Говорили же, что можно заразиться сифилисом, выпив из плохо вымытого стакана!

Все это было не очень-то приятно, но зато я научился всему, чему следовало. Ведь я сам выбрал такую работу, верно?

Ни за что на свете не стал бы я тогда просить о переводе в другую бригаду. Начальство само перевело меня, когда сочло нужным, разумеется, в интересах дела, а не потому, что заботилось обо мне.

Назначили меня на вокзалы. Точнее, прикрепили к черному, угрюмому зданию, именуемому Северным вокзалом.

Вокзал, как и универмаг, хорош тем, что там не мокнешь под дождем. Зато от холода и ветра не укроешься — нигде в мире, должно быть, нет таких сквозняков, как на вокзалах, и в частности в здании Северного вокзала, поэтому некоторое время я мог по простудам соперничать со стариком Лагрюмом.

Только, пожалуйста, не воображайте, будто я на что-то жалуюсь и пользуюсь случаем излить застарелую злобу, описывая неприглядную изнанку парадного фасада.

Я был совершенно счастлив.
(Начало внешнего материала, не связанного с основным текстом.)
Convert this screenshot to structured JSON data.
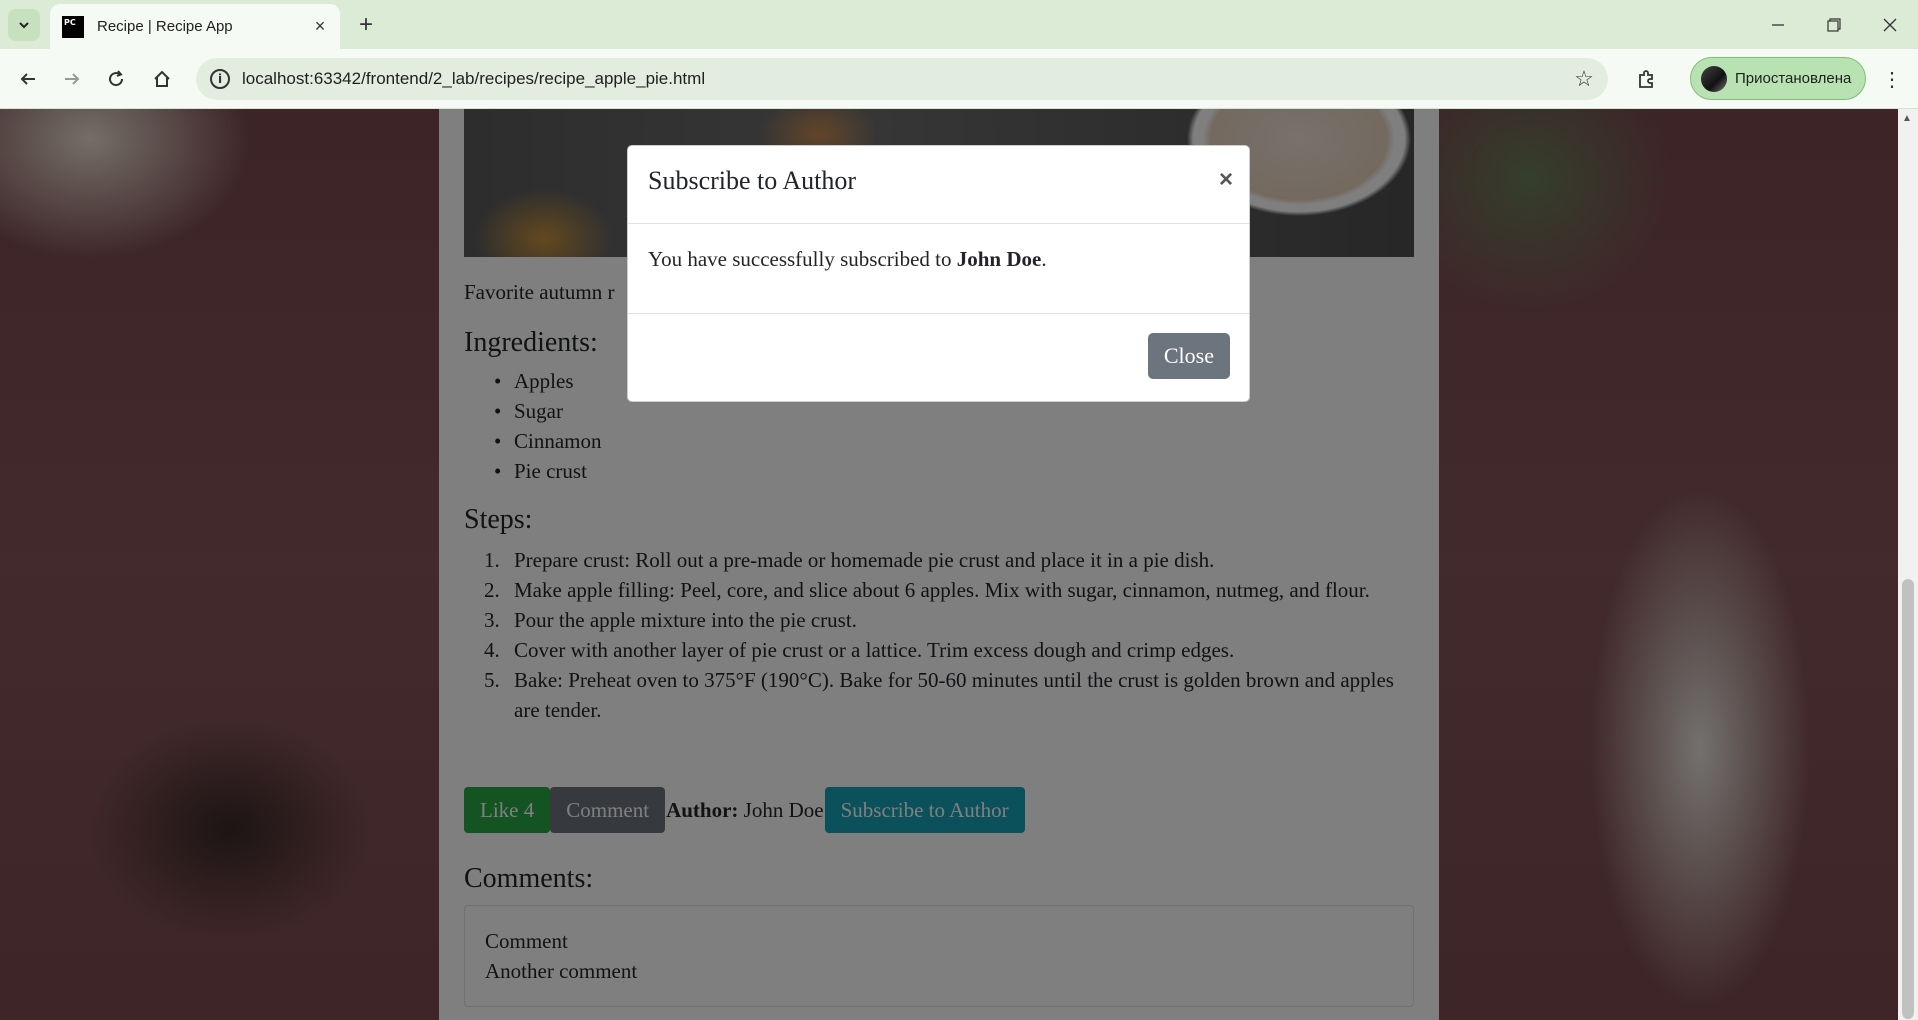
{
  "browser": {
    "tab_title": "Recipe | Recipe App",
    "favicon_text": "PC",
    "url": "localhost:63342/frontend/2_lab/recipes/recipe_apple_pie.html",
    "profile_label": "Приостановлена"
  },
  "recipe": {
    "description": "Favorite autumn r",
    "ingredients_heading": "Ingredients:",
    "ingredients": [
      "Apples",
      "Sugar",
      "Cinnamon",
      "Pie crust"
    ],
    "steps_heading": "Steps:",
    "steps": [
      "Prepare crust: Roll out a pre-made or homemade pie crust and place it in a pie dish.",
      "Make apple filling: Peel, core, and slice about 6 apples. Mix with sugar, cinnamon, nutmeg, and flour.",
      "Pour the apple mixture into the pie crust.",
      "Cover with another layer of pie crust or a lattice. Trim excess dough and crimp edges.",
      "Bake: Preheat oven to 375°F (190°C). Bake for 50-60 minutes until the crust is golden brown and apples are tender."
    ],
    "like_label": "Like 4",
    "comment_label": "Comment",
    "author_label": "Author:",
    "author_name": "John Doe",
    "subscribe_label": "Subscribe to Author",
    "comments_heading": "Comments:",
    "comments": [
      "Comment",
      "Another comment"
    ]
  },
  "modal": {
    "title": "Subscribe to Author",
    "close_x": "×",
    "message_prefix": "You have successfully subscribed to",
    "message_name": "John Doe",
    "message_suffix": ".",
    "close_label": "Close"
  }
}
Был счастлив, когда мерил шагами улицы, и не менее счастлив, когда следил в универмагах за так называемыми клептоманами.

Я чувствовал, что мало-помалу знакомлюсь со своим ремеслом, все глубже постигаю его сложности.

Всякий раз, например, когда мне случается проходить мимо Восточного вокзала, я невольно хмурюсь, вспоминая о мобилизации. Зато на Лионском вокзале, как и на вокзале Монпарнас, я вспоминаю время отпусков.

А Северный вокзал, самый холодный и самый деловой, неизменно наводит на мысль о жесткой и отчаянной борьбе за хлеб насущный. Не потому ли, что оттуда уезжают на шахты и заводы?

По утрам среди пассажиров первых поездов, прибывающих из Бельгии и Германии, почти всегда можно заметить торговцев контрабандными товарами, темных дельцов, чьи лица кажутся еще наглей в резком свете, льющемся сквозь стеклянную крышу вокзала.

И это не всегда мелкие жулики. Встречаются среди них и профессионалы международного класса, со своими агентами, подставными лицами и наемными убийцами, ведущие крупную игру и готовые защищаться любыми средствами.

Едва успеет рассосаться эта толпа, как начинают прибывать поезда из пригородов, но не из веселых деревень запада или юга, а из прокопченных, грязных поселков.

А из Парижа по направлению к ближайшей границе — бельгийской — стремятся те, кому по разным причинам надо бежать из Франции.

Сотни людей ждут в сером полумраке, насыщенном дымом и потом, беспорядочно толкутся, бегают от билетных касс к камерам хранения, изучают расписание, едят, пьют среди детей, собак и чемоданов и почти всегда измучены бессонной ночью, боязнью опоздать или страхом перед будущим в чужих краях.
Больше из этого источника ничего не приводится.